No lo culpemos a él, sino a la ciencia incompleta de su época, de la época del Facundo (1845). Si Sarmiento hubiera sido de veras un genio, como ahora se pregona, habría descubierto la incógnita, abriendo horizontes nuevos a la cultura humana. No lo hizo. Sin embargo, ya otro americano, treinta años atrás, había puesto el dedo sobre la llaga.

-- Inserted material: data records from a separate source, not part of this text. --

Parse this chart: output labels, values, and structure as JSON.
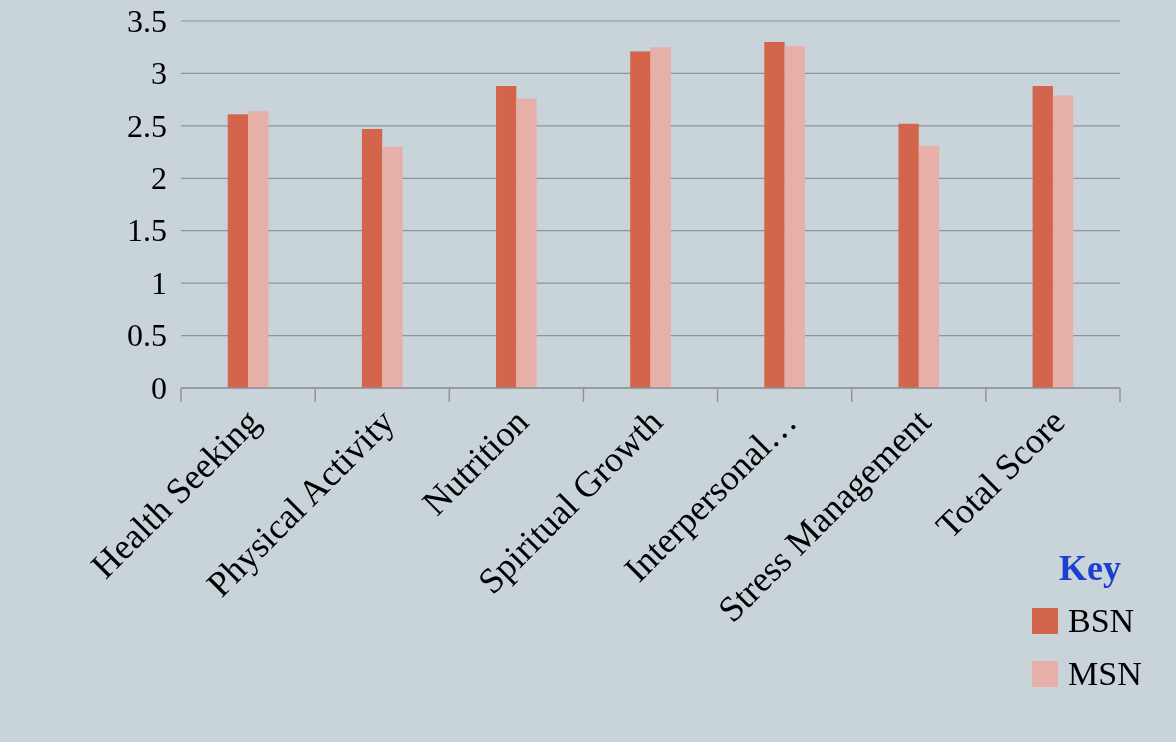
{
  "chart_data": {
    "type": "bar",
    "categories": [
      "Health Seeking",
      "Physical Activity",
      "Nutrition",
      "Spiritual Growth",
      "Interpersonal…",
      "Stress Management",
      "Total Score"
    ],
    "series": [
      {
        "name": "BSN",
        "color": "#d2654b",
        "values": [
          2.61,
          2.47,
          2.88,
          3.21,
          3.3,
          2.52,
          2.88
        ]
      },
      {
        "name": "MSN",
        "color": "#e6b0a8",
        "values": [
          2.64,
          2.3,
          2.76,
          3.25,
          3.26,
          2.31,
          2.79
        ]
      }
    ],
    "ylim": [
      0,
      3.5
    ],
    "yticks": [
      0,
      0.5,
      1,
      1.5,
      2,
      2.5,
      3,
      3.5
    ],
    "grid": "y",
    "legend": "bottom right",
    "legend_title": "Key"
  }
}
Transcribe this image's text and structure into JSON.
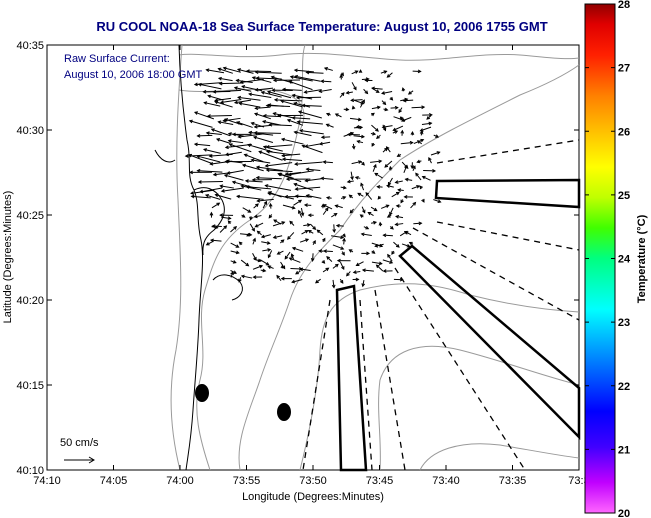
{
  "chart_data": {
    "type": "map",
    "title": "RU COOL  NOAA-18  Sea Surface Temperature:  August 10, 2006 1755 GMT",
    "xlabel": "Longitude (Degrees:Minutes)",
    "ylabel": "Latitude (Degrees:Minutes)",
    "x_ticks": [
      "74:10",
      "74:05",
      "74:00",
      "73:55",
      "73:50",
      "73:45",
      "73:40",
      "73:35",
      "73:3"
    ],
    "y_ticks": [
      "40:35",
      "40:30",
      "40:25",
      "40:20",
      "40:15",
      "40:10"
    ],
    "xlim_minutes_west": [
      10,
      30
    ],
    "ylim_minutes_north": [
      10,
      35
    ],
    "annotation_lines": [
      "Raw Surface Current:",
      "August 10, 2006 18:00 GMT"
    ],
    "scale_label": "50 cm/s",
    "colorbar": {
      "label": "Temperature (°C)",
      "ticks": [
        "28",
        "27",
        "26",
        "25",
        "24",
        "23",
        "22",
        "21",
        "20"
      ],
      "range": [
        20,
        28
      ],
      "colors": [
        "#ff00ff",
        "#0000ff",
        "#00ffff",
        "#00ff00",
        "#ffff00",
        "#ff8000",
        "#ff0000",
        "#8b0000"
      ]
    }
  }
}
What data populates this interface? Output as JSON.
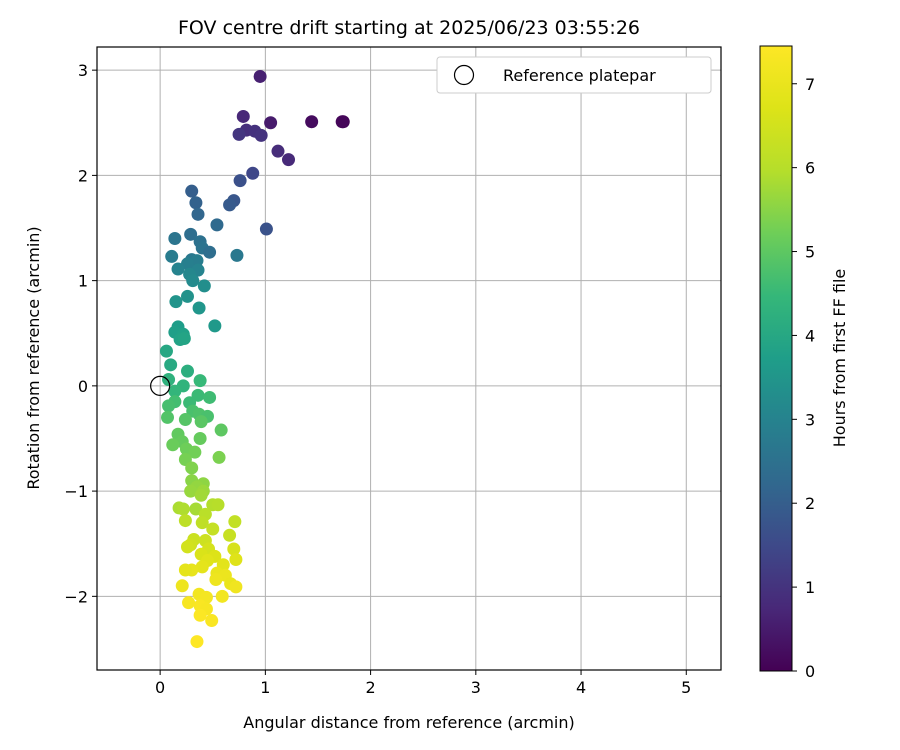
{
  "chart_data": {
    "type": "scatter",
    "title": "FOV centre drift starting at 2025/06/23 03:55:26",
    "xlabel": "Angular distance from reference (arcmin)",
    "ylabel": "Rotation from reference (arcmin)",
    "xlim": [
      -0.6,
      5.33
    ],
    "ylim": [
      -2.7,
      3.22
    ],
    "xticks": [
      0,
      1,
      2,
      3,
      4,
      5
    ],
    "yticks": [
      -2,
      -1,
      0,
      1,
      2,
      3
    ],
    "xtick_labels": [
      "0",
      "1",
      "2",
      "3",
      "4",
      "5"
    ],
    "ytick_labels": [
      "−2",
      "−1",
      "0",
      "1",
      "2",
      "3"
    ],
    "grid": true,
    "colormap": "viridis",
    "colorbar": {
      "label": "Hours from first FF file",
      "range": [
        0,
        7.45
      ],
      "ticks": [
        0,
        1,
        2,
        3,
        4,
        5,
        6,
        7
      ],
      "tick_labels": [
        "0",
        "1",
        "2",
        "3",
        "4",
        "5",
        "6",
        "7"
      ]
    },
    "legend": {
      "entries": [
        "Reference platepar"
      ],
      "placement": "upper right"
    },
    "reference_point": {
      "x": 0.0,
      "y": 0.0,
      "label": "Reference platepar"
    },
    "points": [
      {
        "x": 1.74,
        "y": 2.51,
        "t": 0.05
      },
      {
        "x": 1.73,
        "y": 2.51,
        "t": 0.1
      },
      {
        "x": 1.44,
        "y": 2.51,
        "t": 0.2
      },
      {
        "x": 1.05,
        "y": 2.5,
        "t": 0.5
      },
      {
        "x": 0.95,
        "y": 2.94,
        "t": 0.6
      },
      {
        "x": 0.79,
        "y": 2.56,
        "t": 0.75
      },
      {
        "x": 0.82,
        "y": 2.43,
        "t": 0.9
      },
      {
        "x": 0.9,
        "y": 2.42,
        "t": 0.95
      },
      {
        "x": 0.75,
        "y": 2.39,
        "t": 1.05
      },
      {
        "x": 0.96,
        "y": 2.38,
        "t": 1.0
      },
      {
        "x": 1.12,
        "y": 2.23,
        "t": 0.85
      },
      {
        "x": 1.22,
        "y": 2.15,
        "t": 0.8
      },
      {
        "x": 0.88,
        "y": 2.02,
        "t": 1.45
      },
      {
        "x": 0.76,
        "y": 1.95,
        "t": 1.65
      },
      {
        "x": 0.7,
        "y": 1.76,
        "t": 1.8
      },
      {
        "x": 0.66,
        "y": 1.72,
        "t": 1.9
      },
      {
        "x": 1.01,
        "y": 1.49,
        "t": 1.7
      },
      {
        "x": 0.3,
        "y": 1.85,
        "t": 2.0
      },
      {
        "x": 0.34,
        "y": 1.74,
        "t": 2.1
      },
      {
        "x": 0.36,
        "y": 1.63,
        "t": 2.2
      },
      {
        "x": 0.54,
        "y": 1.53,
        "t": 2.3
      },
      {
        "x": 0.29,
        "y": 1.44,
        "t": 2.4
      },
      {
        "x": 0.14,
        "y": 1.4,
        "t": 2.6
      },
      {
        "x": 0.38,
        "y": 1.37,
        "t": 2.5
      },
      {
        "x": 0.4,
        "y": 1.31,
        "t": 2.55
      },
      {
        "x": 0.47,
        "y": 1.27,
        "t": 2.4
      },
      {
        "x": 0.73,
        "y": 1.24,
        "t": 2.7
      },
      {
        "x": 0.11,
        "y": 1.23,
        "t": 2.8
      },
      {
        "x": 0.3,
        "y": 1.2,
        "t": 2.7
      },
      {
        "x": 0.35,
        "y": 1.19,
        "t": 2.85
      },
      {
        "x": 0.26,
        "y": 1.16,
        "t": 2.9
      },
      {
        "x": 0.17,
        "y": 1.11,
        "t": 3.0
      },
      {
        "x": 0.36,
        "y": 1.1,
        "t": 3.0
      },
      {
        "x": 0.28,
        "y": 1.06,
        "t": 3.1
      },
      {
        "x": 0.31,
        "y": 1.0,
        "t": 3.2
      },
      {
        "x": 0.42,
        "y": 0.95,
        "t": 3.3
      },
      {
        "x": 0.26,
        "y": 0.85,
        "t": 3.4
      },
      {
        "x": 0.15,
        "y": 0.8,
        "t": 3.45
      },
      {
        "x": 0.37,
        "y": 0.74,
        "t": 3.5
      },
      {
        "x": 0.52,
        "y": 0.57,
        "t": 3.6
      },
      {
        "x": 0.17,
        "y": 0.56,
        "t": 3.7
      },
      {
        "x": 0.14,
        "y": 0.51,
        "t": 3.75
      },
      {
        "x": 0.22,
        "y": 0.49,
        "t": 3.8
      },
      {
        "x": 0.19,
        "y": 0.44,
        "t": 3.85
      },
      {
        "x": 0.23,
        "y": 0.45,
        "t": 3.9
      },
      {
        "x": 0.06,
        "y": 0.33,
        "t": 4.0
      },
      {
        "x": 0.1,
        "y": 0.2,
        "t": 4.05
      },
      {
        "x": 0.26,
        "y": 0.14,
        "t": 4.2
      },
      {
        "x": 0.08,
        "y": 0.06,
        "t": 4.3
      },
      {
        "x": 0.22,
        "y": 0.0,
        "t": 4.35
      },
      {
        "x": 0.38,
        "y": 0.05,
        "t": 4.5
      },
      {
        "x": 0.14,
        "y": -0.05,
        "t": 4.4
      },
      {
        "x": 0.36,
        "y": -0.09,
        "t": 4.55
      },
      {
        "x": 0.47,
        "y": -0.11,
        "t": 4.6
      },
      {
        "x": 0.28,
        "y": -0.16,
        "t": 4.55
      },
      {
        "x": 0.14,
        "y": -0.15,
        "t": 4.65
      },
      {
        "x": 0.08,
        "y": -0.19,
        "t": 4.7
      },
      {
        "x": 0.31,
        "y": -0.24,
        "t": 4.75
      },
      {
        "x": 0.37,
        "y": -0.27,
        "t": 4.8
      },
      {
        "x": 0.45,
        "y": -0.29,
        "t": 4.75
      },
      {
        "x": 0.07,
        "y": -0.3,
        "t": 4.85
      },
      {
        "x": 0.24,
        "y": -0.32,
        "t": 4.9
      },
      {
        "x": 0.39,
        "y": -0.34,
        "t": 4.95
      },
      {
        "x": 0.58,
        "y": -0.42,
        "t": 5.0
      },
      {
        "x": 0.17,
        "y": -0.46,
        "t": 5.05
      },
      {
        "x": 0.38,
        "y": -0.5,
        "t": 5.1
      },
      {
        "x": 0.21,
        "y": -0.53,
        "t": 5.1
      },
      {
        "x": 0.12,
        "y": -0.56,
        "t": 5.15
      },
      {
        "x": 0.25,
        "y": -0.6,
        "t": 5.2
      },
      {
        "x": 0.33,
        "y": -0.63,
        "t": 5.25
      },
      {
        "x": 0.24,
        "y": -0.7,
        "t": 5.3
      },
      {
        "x": 0.56,
        "y": -0.68,
        "t": 5.35
      },
      {
        "x": 0.3,
        "y": -0.78,
        "t": 5.4
      },
      {
        "x": 0.3,
        "y": -0.9,
        "t": 5.5
      },
      {
        "x": 0.41,
        "y": -0.93,
        "t": 5.55
      },
      {
        "x": 0.35,
        "y": -0.96,
        "t": 5.6
      },
      {
        "x": 0.29,
        "y": -1.0,
        "t": 5.65
      },
      {
        "x": 0.41,
        "y": -1.0,
        "t": 5.7
      },
      {
        "x": 0.39,
        "y": -1.04,
        "t": 5.75
      },
      {
        "x": 0.18,
        "y": -1.16,
        "t": 5.85
      },
      {
        "x": 0.22,
        "y": -1.17,
        "t": 5.9
      },
      {
        "x": 0.34,
        "y": -1.17,
        "t": 5.8
      },
      {
        "x": 0.5,
        "y": -1.13,
        "t": 5.95
      },
      {
        "x": 0.55,
        "y": -1.13,
        "t": 6.0
      },
      {
        "x": 0.43,
        "y": -1.22,
        "t": 6.05
      },
      {
        "x": 0.24,
        "y": -1.28,
        "t": 6.1
      },
      {
        "x": 0.4,
        "y": -1.3,
        "t": 6.15
      },
      {
        "x": 0.71,
        "y": -1.29,
        "t": 6.2
      },
      {
        "x": 0.5,
        "y": -1.36,
        "t": 6.25
      },
      {
        "x": 0.66,
        "y": -1.42,
        "t": 6.3
      },
      {
        "x": 0.32,
        "y": -1.46,
        "t": 6.35
      },
      {
        "x": 0.43,
        "y": -1.47,
        "t": 6.4
      },
      {
        "x": 0.29,
        "y": -1.51,
        "t": 6.45
      },
      {
        "x": 0.26,
        "y": -1.53,
        "t": 6.5
      },
      {
        "x": 0.46,
        "y": -1.55,
        "t": 6.55
      },
      {
        "x": 0.7,
        "y": -1.55,
        "t": 6.6
      },
      {
        "x": 0.39,
        "y": -1.6,
        "t": 6.65
      },
      {
        "x": 0.52,
        "y": -1.62,
        "t": 6.7
      },
      {
        "x": 0.72,
        "y": -1.65,
        "t": 6.75
      },
      {
        "x": 0.45,
        "y": -1.66,
        "t": 6.8
      },
      {
        "x": 0.6,
        "y": -1.7,
        "t": 6.85
      },
      {
        "x": 0.4,
        "y": -1.72,
        "t": 6.9
      },
      {
        "x": 0.3,
        "y": -1.75,
        "t": 6.95
      },
      {
        "x": 0.24,
        "y": -1.75,
        "t": 6.9
      },
      {
        "x": 0.54,
        "y": -1.78,
        "t": 7.0
      },
      {
        "x": 0.62,
        "y": -1.8,
        "t": 7.05
      },
      {
        "x": 0.53,
        "y": -1.84,
        "t": 7.1
      },
      {
        "x": 0.67,
        "y": -1.88,
        "t": 7.0
      },
      {
        "x": 0.21,
        "y": -1.9,
        "t": 7.1
      },
      {
        "x": 0.72,
        "y": -1.91,
        "t": 7.15
      },
      {
        "x": 0.37,
        "y": -1.98,
        "t": 7.2
      },
      {
        "x": 0.44,
        "y": -2.01,
        "t": 7.25
      },
      {
        "x": 0.59,
        "y": -2.0,
        "t": 7.2
      },
      {
        "x": 0.27,
        "y": -2.06,
        "t": 7.3
      },
      {
        "x": 0.38,
        "y": -2.09,
        "t": 7.35
      },
      {
        "x": 0.44,
        "y": -2.12,
        "t": 7.3
      },
      {
        "x": 0.38,
        "y": -2.18,
        "t": 7.4
      },
      {
        "x": 0.49,
        "y": -2.23,
        "t": 7.35
      },
      {
        "x": 0.35,
        "y": -2.43,
        "t": 7.45
      }
    ]
  }
}
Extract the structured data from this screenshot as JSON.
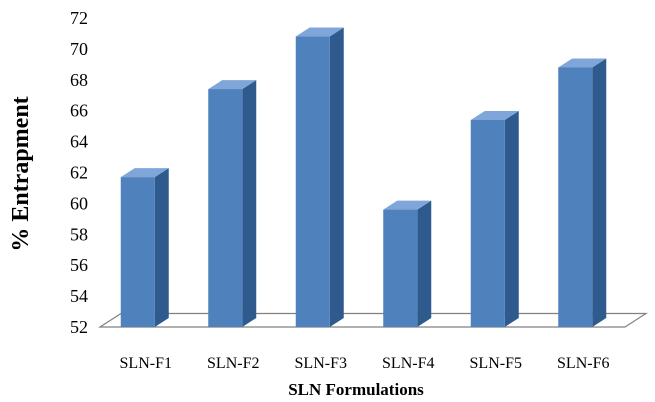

Capítulos I y II de la monografía “Domingo Faustino Sarmiento”, en Obras selectas, pp. 987-1001.
NOTAS
1. El año de 1908 conocí, en Amsterdam, a Augusto Belin Sarmiento, cónsul argentino, y a su hermana Eugenia, nietos del prohombre y civilizador ríoplatense. Los lunes nos reuníamos, en casa de los Belin Sarmiento, mi hermana Isabel, dos hermanos míos y yo. Otro día de la semana venían los Belin a nuestra casa. El culto de Sarmiento se mantenía vivo en aquel hogar argentino. En el salón de nuestros amigos admiré un retrato del leonino apóstol, hecho por la nieta. En el despacho de Augusto ocupaban toda la estantería las obras de Sarmiento, en edición oficial, si no me engaña el recuerdo, y dirigida por el propio nieto. Eran cuarenta o más volúmenes en 4o Belin Sarmiento viajaba tranquilamente con aquella formidable librería. ¡Milagros del afecto! Belin nos leía a menudo deliciosas y vigorosas páginas del abuelo, y sazonaba su abundante y amena charla con anécdotas y ocurrencias del prócer, o respecto a él. Entonces conocí las obras del formidable polígrafo ríoplatense, aunque con franqueza confieso no haberlas leído ni oído leer todas. ¡Lo siento ahora que estoy rindiéndole este homenaje, y sé, por experiencia, cuán difícil es, fuera de la Argentina, dar con ellas!
2. Las citas de los Recuerdos de provincia son tomadas de la edición popular de La Nación, Buenos Aires.
3. D.F. Sarmiento. Conflicto y armonías de las razas en América, ed. De Buenos Aires, 1915, p. 314.